What happens if the decisions of the Highest Court of the Union are simply ignored and not complied with by the persons vested with authority to implement them in the Member States? Vested with prescriptive and adjudicative jurisdiction 8 , the EU is deprived of executive jurisdiction. What does this mean in practice? It means that the Union may not forcibly enforce its own judicial decisions if those in power in the Member States simply refuse to do so. In a domestic setting, Courts’ decisions are subject to coercive enforcement and a refusal to comply with them may even be subject - in certain serious instances, which may undermine the authority of the judicial branch itself - to punishment under criminal laws. Is such status quo in the EU acceptable, especially when facing an infringement of the core values and of the core normative principles of the edifice of Union law? Will this status quo not impact the effectiveness of other EU institutions, such as the EPPO?
My view is that we should never let out of our sight the vision of what the EU is all about: a process to create ‘an ever closer union among the peoples of Europe’ (Article 1, para 2, Treaty on European Union), founded on the values of respect for human dignity, freedom, democracy, equality, the rule of law and respect for human rights (Article 2 Treaty on European Union). Some will say this is a rather oneiric statement - and maybe they are right. But for me this is what the EU is about and we, as European Union citizens, and our governments, should be clear about it and establish a fully-fledged Union. Hesitation leaves room for ambivalence which is in turn exploited by those who want to undermine the dream of a true Union.

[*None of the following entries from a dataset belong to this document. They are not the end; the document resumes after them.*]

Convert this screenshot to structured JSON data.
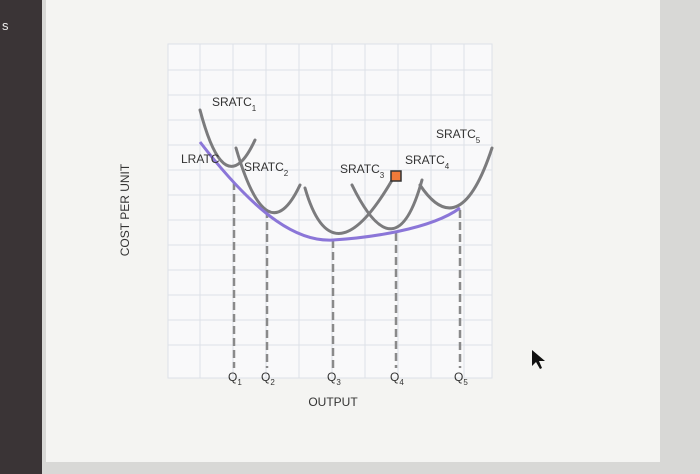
{
  "left_label": "s",
  "curves": [
    {
      "label": "SRATC",
      "sub": "1"
    },
    {
      "label": "SRATC",
      "sub": "2"
    },
    {
      "label": "SRATC",
      "sub": "3"
    },
    {
      "label": "SRATC",
      "sub": "4"
    },
    {
      "label": "SRATC",
      "sub": "5"
    }
  ],
  "lratc": "LRATC",
  "y_axis": "COST PER UNIT",
  "x_axis": "OUTPUT",
  "quantities": [
    {
      "label": "Q",
      "sub": "1"
    },
    {
      "label": "Q",
      "sub": "2"
    },
    {
      "label": "Q",
      "sub": "3"
    },
    {
      "label": "Q",
      "sub": "4"
    },
    {
      "label": "Q",
      "sub": "5"
    }
  ]
}
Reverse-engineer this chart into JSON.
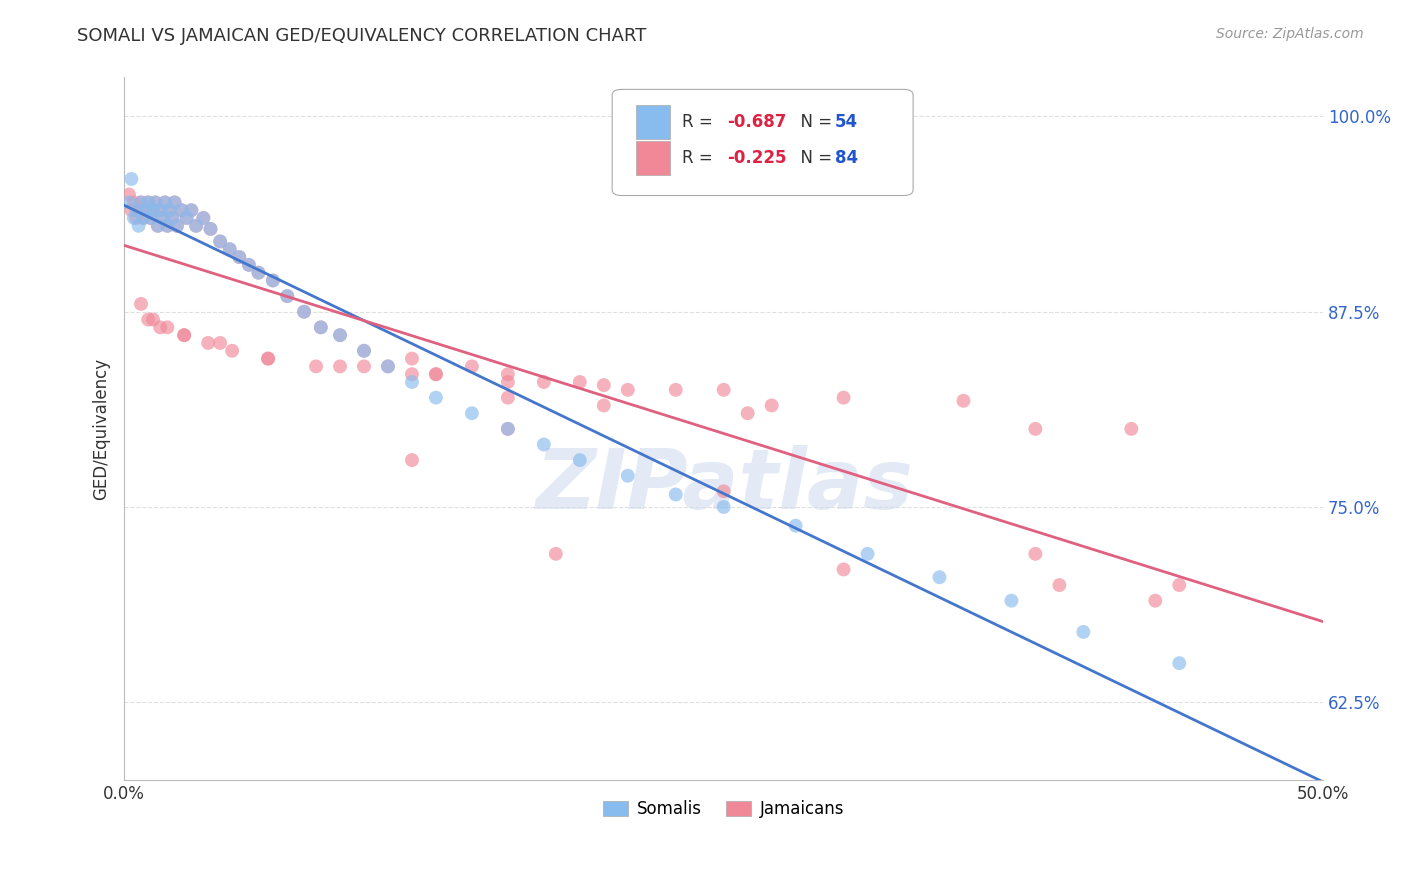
{
  "title": "SOMALI VS JAMAICAN GED/EQUIVALENCY CORRELATION CHART",
  "source": "Source: ZipAtlas.com",
  "ylabel": "GED/Equivalency",
  "xlim": [
    0.0,
    0.5
  ],
  "ylim": [
    0.575,
    1.025
  ],
  "xticks": [
    0.0,
    0.1,
    0.2,
    0.3,
    0.4,
    0.5
  ],
  "xticklabels": [
    "0.0%",
    "",
    "",
    "",
    "",
    "50.0%"
  ],
  "yticks": [
    0.625,
    0.75,
    0.875,
    1.0
  ],
  "yticklabels": [
    "62.5%",
    "75.0%",
    "87.5%",
    "100.0%"
  ],
  "somali_color": "#88bbee",
  "jamaican_color": "#f08898",
  "somali_line_color": "#4477cc",
  "jamaican_line_color": "#e06080",
  "somali_R": -0.687,
  "somali_N": 54,
  "jamaican_R": -0.225,
  "jamaican_N": 84,
  "legend_R_color": "#dd2244",
  "legend_N_color": "#2255cc",
  "somali_x": [
    0.002,
    0.003,
    0.004,
    0.005,
    0.006,
    0.007,
    0.008,
    0.009,
    0.01,
    0.011,
    0.012,
    0.013,
    0.014,
    0.015,
    0.016,
    0.017,
    0.018,
    0.019,
    0.02,
    0.021,
    0.022,
    0.024,
    0.026,
    0.028,
    0.03,
    0.033,
    0.036,
    0.04,
    0.044,
    0.048,
    0.052,
    0.056,
    0.062,
    0.068,
    0.075,
    0.082,
    0.09,
    0.1,
    0.11,
    0.12,
    0.13,
    0.145,
    0.16,
    0.175,
    0.19,
    0.21,
    0.23,
    0.25,
    0.28,
    0.31,
    0.34,
    0.37,
    0.4,
    0.44
  ],
  "somali_y": [
    0.945,
    0.96,
    0.935,
    0.94,
    0.93,
    0.945,
    0.935,
    0.94,
    0.945,
    0.935,
    0.94,
    0.945,
    0.93,
    0.94,
    0.935,
    0.945,
    0.93,
    0.94,
    0.935,
    0.945,
    0.93,
    0.94,
    0.935,
    0.94,
    0.93,
    0.935,
    0.928,
    0.92,
    0.915,
    0.91,
    0.905,
    0.9,
    0.895,
    0.885,
    0.875,
    0.865,
    0.86,
    0.85,
    0.84,
    0.83,
    0.82,
    0.81,
    0.8,
    0.79,
    0.78,
    0.77,
    0.758,
    0.75,
    0.738,
    0.72,
    0.705,
    0.69,
    0.67,
    0.65
  ],
  "jamaican_x": [
    0.002,
    0.003,
    0.004,
    0.005,
    0.006,
    0.007,
    0.008,
    0.009,
    0.01,
    0.011,
    0.012,
    0.013,
    0.014,
    0.015,
    0.016,
    0.017,
    0.018,
    0.019,
    0.02,
    0.021,
    0.022,
    0.024,
    0.026,
    0.028,
    0.03,
    0.033,
    0.036,
    0.04,
    0.044,
    0.048,
    0.052,
    0.056,
    0.062,
    0.068,
    0.075,
    0.082,
    0.09,
    0.1,
    0.11,
    0.12,
    0.13,
    0.145,
    0.16,
    0.175,
    0.19,
    0.21,
    0.23,
    0.007,
    0.012,
    0.018,
    0.025,
    0.035,
    0.045,
    0.06,
    0.08,
    0.1,
    0.13,
    0.16,
    0.2,
    0.25,
    0.3,
    0.35,
    0.16,
    0.27,
    0.38,
    0.42,
    0.01,
    0.015,
    0.025,
    0.04,
    0.06,
    0.09,
    0.12,
    0.16,
    0.2,
    0.26,
    0.18,
    0.12,
    0.38,
    0.44,
    0.3,
    0.25,
    0.43,
    0.39
  ],
  "jamaican_y": [
    0.95,
    0.94,
    0.945,
    0.935,
    0.94,
    0.945,
    0.935,
    0.94,
    0.945,
    0.935,
    0.94,
    0.945,
    0.93,
    0.94,
    0.935,
    0.945,
    0.93,
    0.94,
    0.935,
    0.945,
    0.93,
    0.94,
    0.935,
    0.94,
    0.93,
    0.935,
    0.928,
    0.92,
    0.915,
    0.91,
    0.905,
    0.9,
    0.895,
    0.885,
    0.875,
    0.865,
    0.86,
    0.85,
    0.84,
    0.845,
    0.835,
    0.84,
    0.835,
    0.83,
    0.83,
    0.825,
    0.825,
    0.88,
    0.87,
    0.865,
    0.86,
    0.855,
    0.85,
    0.845,
    0.84,
    0.84,
    0.835,
    0.83,
    0.828,
    0.825,
    0.82,
    0.818,
    0.8,
    0.815,
    0.8,
    0.8,
    0.87,
    0.865,
    0.86,
    0.855,
    0.845,
    0.84,
    0.835,
    0.82,
    0.815,
    0.81,
    0.72,
    0.78,
    0.72,
    0.7,
    0.71,
    0.76,
    0.69,
    0.7
  ],
  "background_color": "#ffffff",
  "grid_color": "#cccccc",
  "watermark_text": "ZIPatlas",
  "watermark_color": "#ccd8ee",
  "watermark_alpha": 0.55
}
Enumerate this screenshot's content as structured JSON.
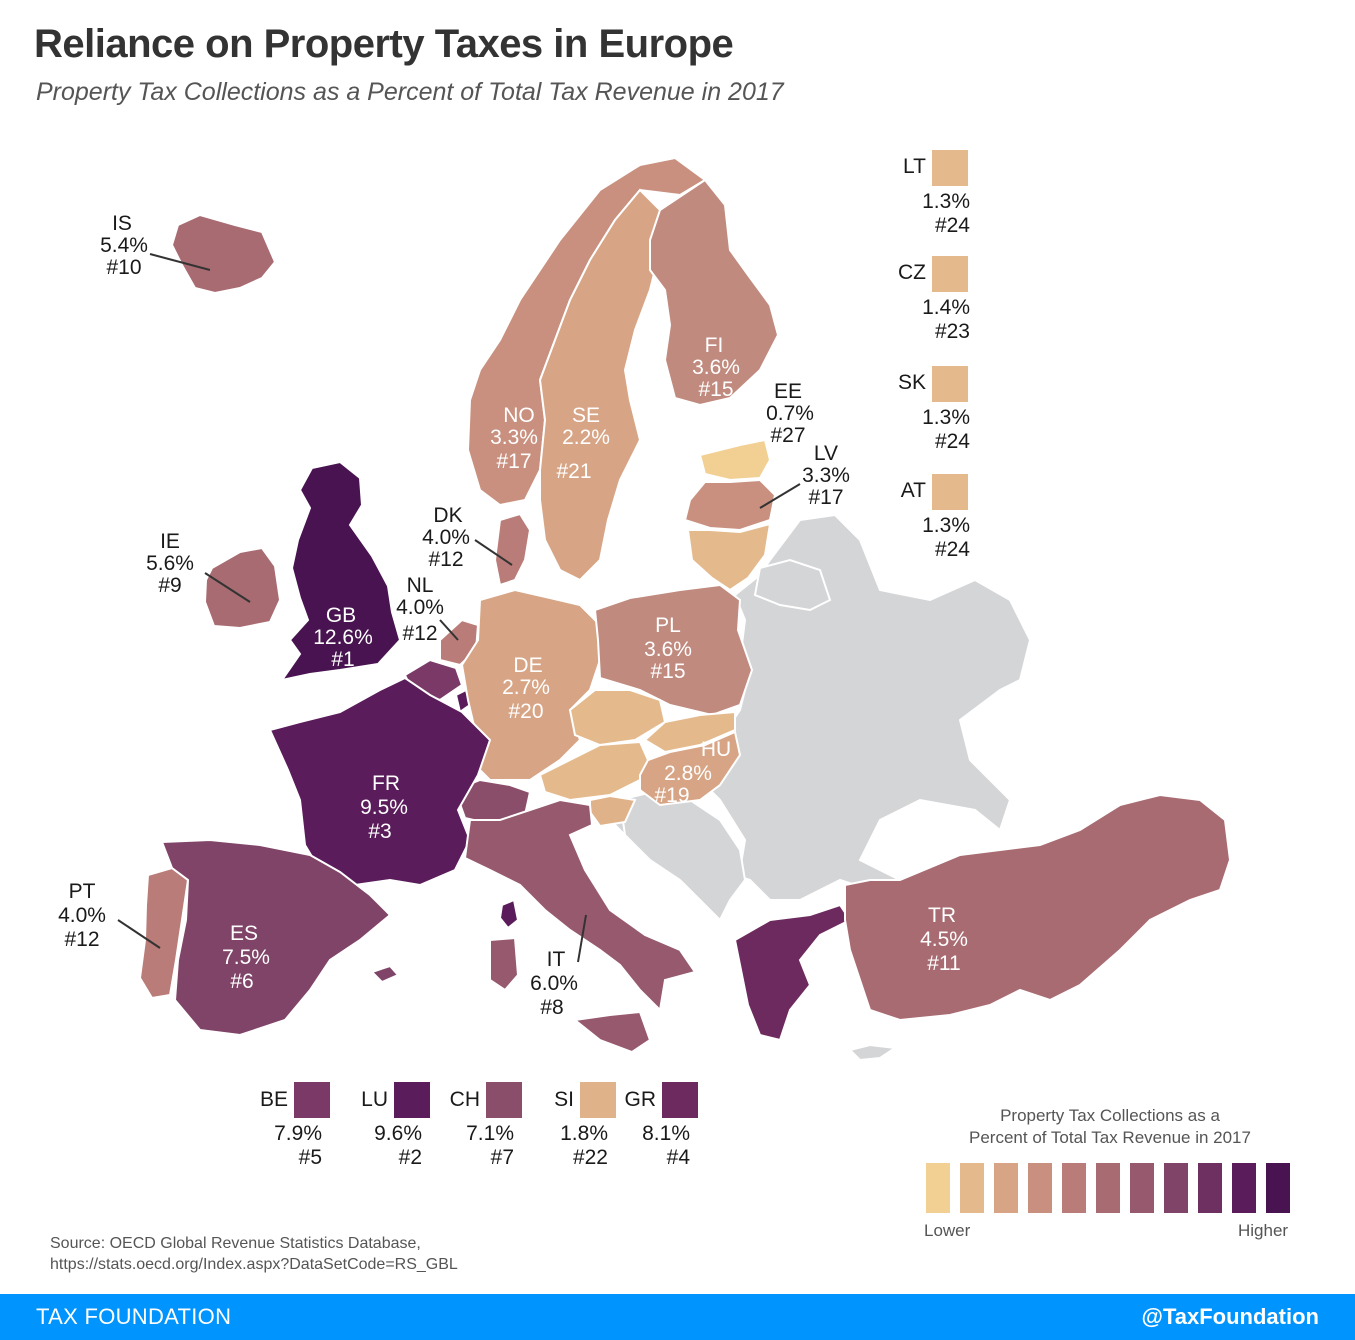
{
  "header": {
    "title": "Reliance on Property Taxes in Europe",
    "subtitle": "Property Tax Collections as a Percent of Total Tax Revenue in 2017"
  },
  "colors": {
    "no_data": "#d4d5d7",
    "scale": [
      "#f2cf92",
      "#e4b98c",
      "#d7a585",
      "#c9907f",
      "#b97c78",
      "#a86b72",
      "#96596d",
      "#7f4467",
      "#6d3061",
      "#5a1c5a",
      "#481350"
    ]
  },
  "countries": {
    "IS": {
      "code": "IS",
      "pct": "5.4%",
      "rank": "#10",
      "color": "#a86b72"
    },
    "IE": {
      "code": "IE",
      "pct": "5.6%",
      "rank": "#9",
      "color": "#a86b72"
    },
    "GB": {
      "code": "GB",
      "pct": "12.6%",
      "rank": "#1",
      "color": "#481350"
    },
    "NO": {
      "code": "NO",
      "pct": "3.3%",
      "rank": "#17",
      "color": "#c9907f"
    },
    "SE": {
      "code": "SE",
      "pct": "2.2%",
      "rank": "#21",
      "color": "#d7a585"
    },
    "FI": {
      "code": "FI",
      "pct": "3.6%",
      "rank": "#15",
      "color": "#c08a7e"
    },
    "EE": {
      "code": "EE",
      "pct": "0.7%",
      "rank": "#27",
      "color": "#f2cf92"
    },
    "LV": {
      "code": "LV",
      "pct": "3.3%",
      "rank": "#17",
      "color": "#c9907f"
    },
    "LT": {
      "code": "LT",
      "pct": "1.3%",
      "rank": "#24",
      "color": "#e4b98c"
    },
    "DK": {
      "code": "DK",
      "pct": "4.0%",
      "rank": "#12",
      "color": "#b97c78"
    },
    "NL": {
      "code": "NL",
      "pct": "4.0%",
      "rank": "#12",
      "color": "#b97c78"
    },
    "BE": {
      "code": "BE",
      "pct": "7.9%",
      "rank": "#5",
      "color": "#7a3966"
    },
    "LU": {
      "code": "LU",
      "pct": "9.6%",
      "rank": "#2",
      "color": "#5a1c5a"
    },
    "DE": {
      "code": "DE",
      "pct": "2.7%",
      "rank": "#20",
      "color": "#d7a585"
    },
    "PL": {
      "code": "PL",
      "pct": "3.6%",
      "rank": "#15",
      "color": "#c08a7e"
    },
    "CZ": {
      "code": "CZ",
      "pct": "1.4%",
      "rank": "#23",
      "color": "#e4b98c"
    },
    "SK": {
      "code": "SK",
      "pct": "1.3%",
      "rank": "#24",
      "color": "#e4b98c"
    },
    "AT": {
      "code": "AT",
      "pct": "1.3%",
      "rank": "#24",
      "color": "#e4b98c"
    },
    "HU": {
      "code": "HU",
      "pct": "2.8%",
      "rank": "#19",
      "color": "#d7a585"
    },
    "SI": {
      "code": "SI",
      "pct": "1.8%",
      "rank": "#22",
      "color": "#e0b289"
    },
    "CH": {
      "code": "CH",
      "pct": "7.1%",
      "rank": "#7",
      "color": "#8b4e6a"
    },
    "FR": {
      "code": "FR",
      "pct": "9.5%",
      "rank": "#3",
      "color": "#5a1c5a"
    },
    "PT": {
      "code": "PT",
      "pct": "4.0%",
      "rank": "#12",
      "color": "#b97c78"
    },
    "ES": {
      "code": "ES",
      "pct": "7.5%",
      "rank": "#6",
      "color": "#7f4467"
    },
    "IT": {
      "code": "IT",
      "pct": "6.0%",
      "rank": "#8",
      "color": "#96596d"
    },
    "GR": {
      "code": "GR",
      "pct": "8.1%",
      "rank": "#4",
      "color": "#6d2a5e"
    },
    "TR": {
      "code": "TR",
      "pct": "4.5%",
      "rank": "#11",
      "color": "#a86b72"
    }
  },
  "scale_legend": {
    "title_line1": "Property Tax Collections as a",
    "title_line2": "Percent of Total Tax Revenue in 2017",
    "low_label": "Lower",
    "high_label": "Higher"
  },
  "source": {
    "line1": "Source: OECD Global Revenue Statistics Database,",
    "line2": "https://stats.oecd.org/Index.aspx?DataSetCode=RS_GBL"
  },
  "footer": {
    "left": "TAX FOUNDATION",
    "right": "@TaxFoundation"
  }
}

2021 begs the question: have we reached the limits of this ever-closer Union? I truly hope that we have not and that when we look back from the future, it will rather be seen as a turning point for the adoption of resolute steps - including in EU Criminal Law - in the fulfilment of the dream that this Union was and still is.
Footnotes
1.
Trade and Cooperation Agreement between the European Union and the European Atomic Energy Community, of the one part, and the United Kingdom of Great Britain and Northern Ireland, of the other part, [2021] OJ L 149/10, < https://eur-lex.europa.eu/legal-content/EN/TXT/?uri=uriserv%3AOJ.L_.2021.149.01.0010.01.ENG&toc=OJ%3AL%3A2021%3A149%3ATOC> accessed 04 November 2021. Also, see Mitsilegas V. ‘A new ‘special relationship’ or a damage limitation exercise? EU–UK criminal justice cooperation after Brexit’ (2021) 12 (2) New Journal of European Criminal Law 105
2.
Council Regulation (EU) 2017/1939 of 12 October 2017 implementing enhanced cooperation on the establishment of the European Public Prosecutor’s Office (‘the EPPO’).
3.
Article 41, para. 1, EPPO Regulation.
4.
Directive 2010/64/EU (right to interpretation and translation); Directive 2012/13/EU (right to information and access to the case materials); Directive 2013/48/EU (right of access to a lawyer and the right to communicate with and have third persons informed in the event of detention); Directive (EU) 2016/343 (right to remain silent and to be presumed innocent and right to present at trial); Directive (EU) 2016/1919 (right to legal aid).
5.
Article 41, para. 2, EPPO Regulation.
6.
Article 41, para. 3, EPPO Regulation.
7.
Commission v. Poland, C-204/21 R, Order of the Vice-President of the Court, §58.
8.
See Caeiro, P. The relationship between European and international criminal law (and the absent (?) third), in Mitsilegas V., Bergström M., and Konstadinides T. (eds), Research Handbook on EU Criminal Law, (Edward Elgar, 2017), p. 582.